Focus@Will is a subscription service that offers sequenced playlists of instrumental music marketed for listener's productivity improvement. The company is based out of Los Angeles.

==Service==
All of the music available at Focus@Will is instrumental, separated into a number of different channels, including classical, up tempo, focus spa, cinematic, and ambient.

The app offers a personalized feed that take into account the skipped tracks. The service also includes a timer function and a productivity tracker.

The company showcased a white paper describing the benefits of its style of music, but it was not peer-reviewed. Jack Curtis Dubowsky, a composer, described this as "flimsy pseudo-science" and compared it to Muzak, which claimed in a report in 1956 that it increased worker productivity.

==History==
Founder and CEO Will Henshall was previously a professional musician, who then founded a company that created online collaboration tools for musicians, sold to Avid Audio in 2003. He cofounded Focus@Will with John Vitale and Graham Lyus.

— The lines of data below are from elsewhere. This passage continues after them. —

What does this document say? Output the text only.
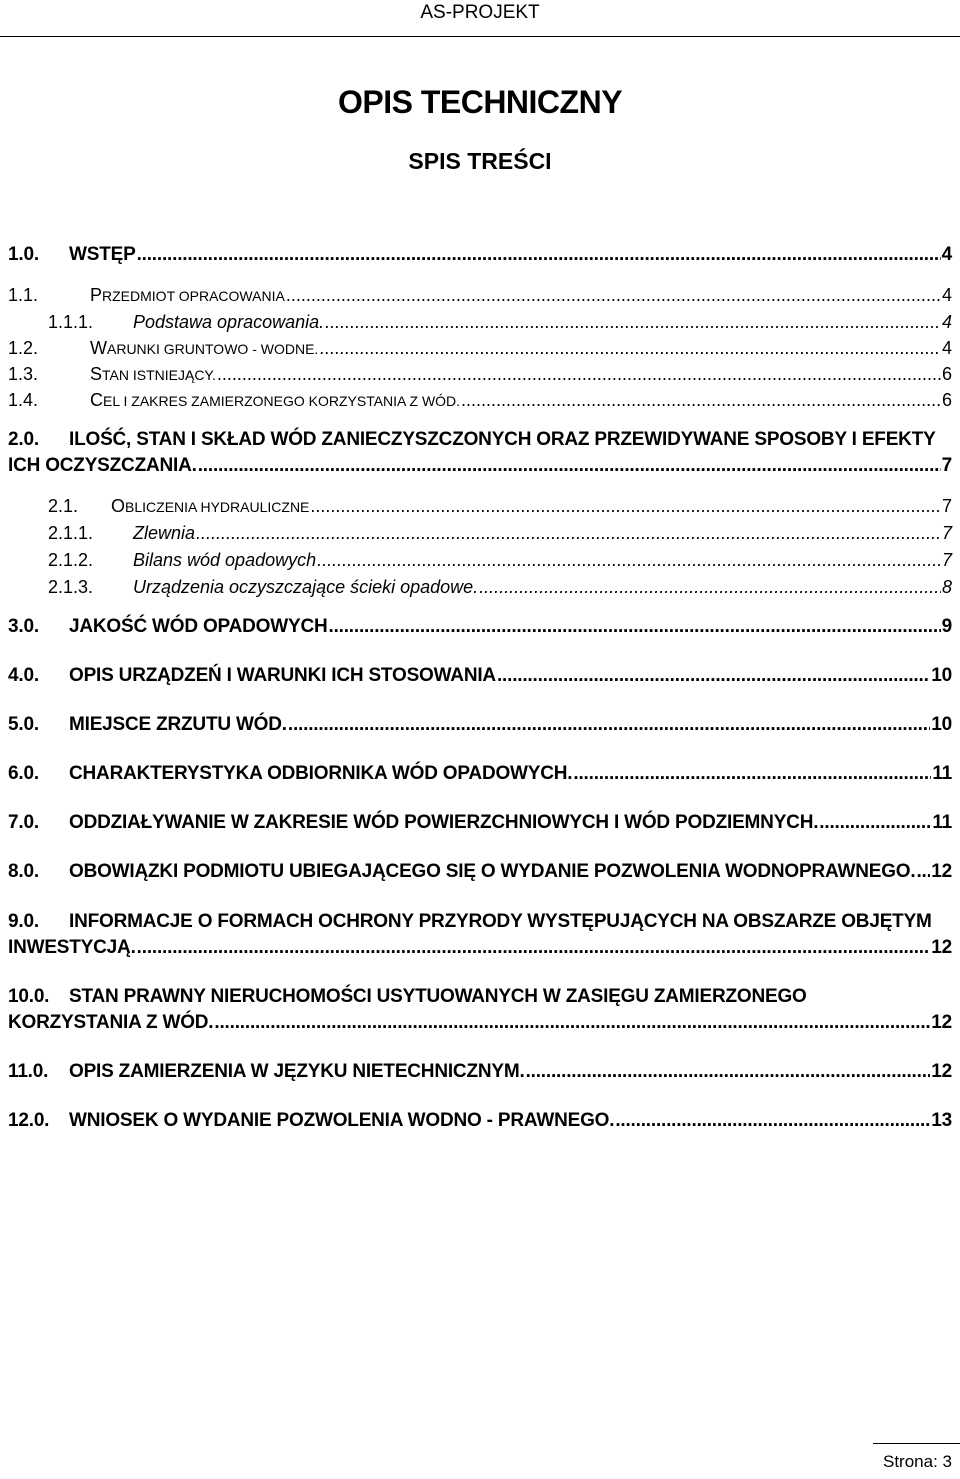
AS-PROJEKT
OPIS TECHNICZNY
SPIS TREŚCI
1.0. WSTĘP .....	4
1.1.	PRZEDMIOT OPRACOWANIA .....	4
1.1.1. Podstawa opracowania. .....	4
1.2.	WARUNKI GRUNTOWO - WODNE. .....	4
1.3.	STAN ISTNIEJĄCY. .....	6
1.4.	CEL I ZAKRES ZAMIERZONEGO KORZYSTANIA Z WÓD. .....	6
2.0. ILOŚĆ, STAN I SKŁAD WÓD ZANIECZYSZCZONYCH ORAZ PRZEWIDYWANE SPOSOBY I EFEKTY
ICH OCZYSZCZANIA. .....	7
2.1. OBLICZENIA HYDRAULICZNE .....	7
2.1.1. Zlewnia .....	7
2.1.2. Bilans wód opadowych .....	7
2.1.3. Urządzenia oczyszczające ścieki opadowe. .....	8
3.0. JAKOŚĆ WÓD OPADOWYCH .....	9
4.0. OPIS URZĄDZEŃ I WARUNKI ICH STOSOWANIA .....	10
5.0. MIEJSCE ZRZUTU WÓD. .....	10
6.0. CHARAKTERYSTYKA ODBIORNIKA WÓD OPADOWYCH. .....	11
7.0. ODDZIAŁYWANIE W ZAKRESIE WÓD POWIERZCHNIOWYCH I WÓD PODZIEMNYCH. .....	11
8.0. OBOWIĄZKI PODMIOTU UBIEGAJĄCEGO SIĘ O WYDANIE POZWOLENIA WODNOPRAWNEGO. ..... 12
9.0. INFORMACJE O FORMACH OCHRONY PRZYRODY WYSTĘPUJĄCYCH NA OBSZARZE OBJĘTYM
INWESTYCJĄ. .....	12
10.0. STAN PRAWNY NIERUCHOMOŚCI USYTUOWANYCH W ZASIĘGU ZAMIERZONEGO
KORZYSTANIA Z WÓD. .....	12
11.0. OPIS ZAMIERZENIA W JĘZYKU NIETECHNICZNYM. .....	12
12.0. WNIOSEK O WYDANIE POZWOLENIA WODNO - PRAWNEGO. .....	13
Strona: 3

The beta version of Focus@Will was released in December 2012.

Beginning in April 2013 the company expanded the service to international markets. The expanded service incorporated a timer for users to set work session intervals, and a productivity tracking function to measure efficiency and focus.

A Focus@will mobile app and freemium service were released in May 2013.

The company is backed by the Pritzker Foundation, other private investors, and Singularity University. As of February 2013, it had raised approximately $3.5 million.